Retry and fallback configuration
The AI Gateway load balancer offers several configuration options to fine-tune request retries, timeouts, and failover behavior:
Setting |
Description |
---|---|
retries
|
Defines how many times to retry a failed request before reporting failure to the client. Increase for better resilience to transient errors; decrease if you need lower latency and faster failure. |
failover_criteria
|
Specifies which types of failures (e.g., http_429 , http_500 ) should trigger a failover to a different target.

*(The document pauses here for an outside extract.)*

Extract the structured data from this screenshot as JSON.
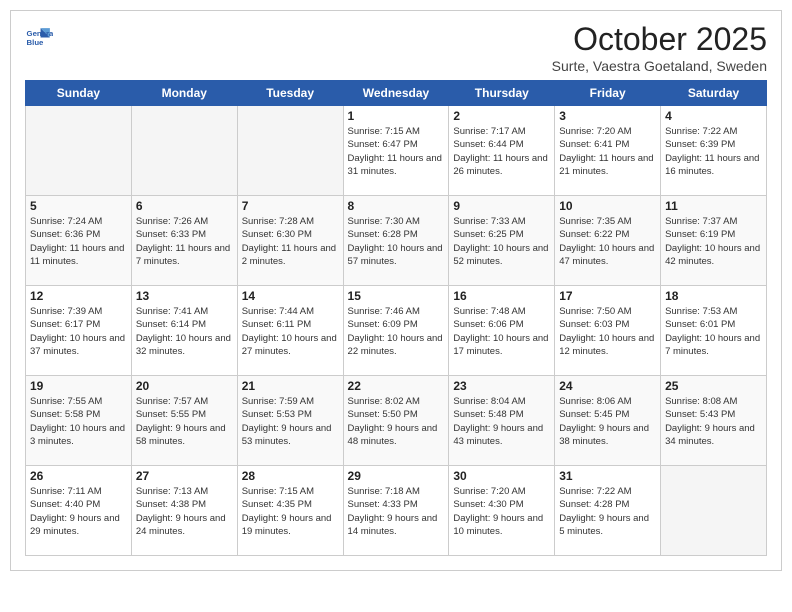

Customize based on your tolerance for specific errors and desired failover behavior.
|
connect_timeout
|
Sets the maximum time allowed to establish a TCP connection with a target. Lower it for faster detection of unreachable servers; raise it if some servers may respond slowly under load. |
read_timeout
|
Defines the maximum time to wait for a server response after sending a request. Lower it for real-time applications needing quick responses; increase it for long-running operations. |
write_timeout
|
Sets the maximum time allowed to send the request payload to the server. Increase if large request bodies are common; keep short for small, fast payloads. |
Retry and fallback scenarios
You can customize AI Gateway load balancer to fit different application needs, such as minimizing latency, enabling sticky sessions, or optimizing for cost. The table below maps common scenarios to key configuration options that control load balancing behavior:
Scenario |
Action |
Description |
---|---|---|
Requests must not hang longer than 3 seconds |
Adjust connect_timeout , read_timeout , write_timeout
|
Shorten these timeouts to quickly fail if a server is slow or unresponsive, ensuring faster error handling and responsiveness. |
Prioritize the lowest-latency target |
Set latency_strategy to e2e
|
Optimize routing based on full end-to-end response time, selecting the target that minimizes total latency. |
Need predictable fallback for the same user |
Use hash_on_header
|
Ensure that the same user consistently routes to the same target, enabling sticky sessions and reliable fallback behavior. |
Models have different costs |
Set tokens_count_strategy to cost
|
Route requests intelligently by considering cost, balancing model performance with budget optimization. |
Version compatibility for fallbacks
Kong Gateway version compatibility for fallbacks: v3.10+
- Full fallback support across targets, even with different API formats.
- Mix models from different providers if needed (for example, OpenAI and Mistral).
Pre-v3.10:
- Fallbacks only allowed between targets using the same API format.
- Example: OpenAI-to-OpenAI fallback is supported; OpenAI-to-OLLAMA is not.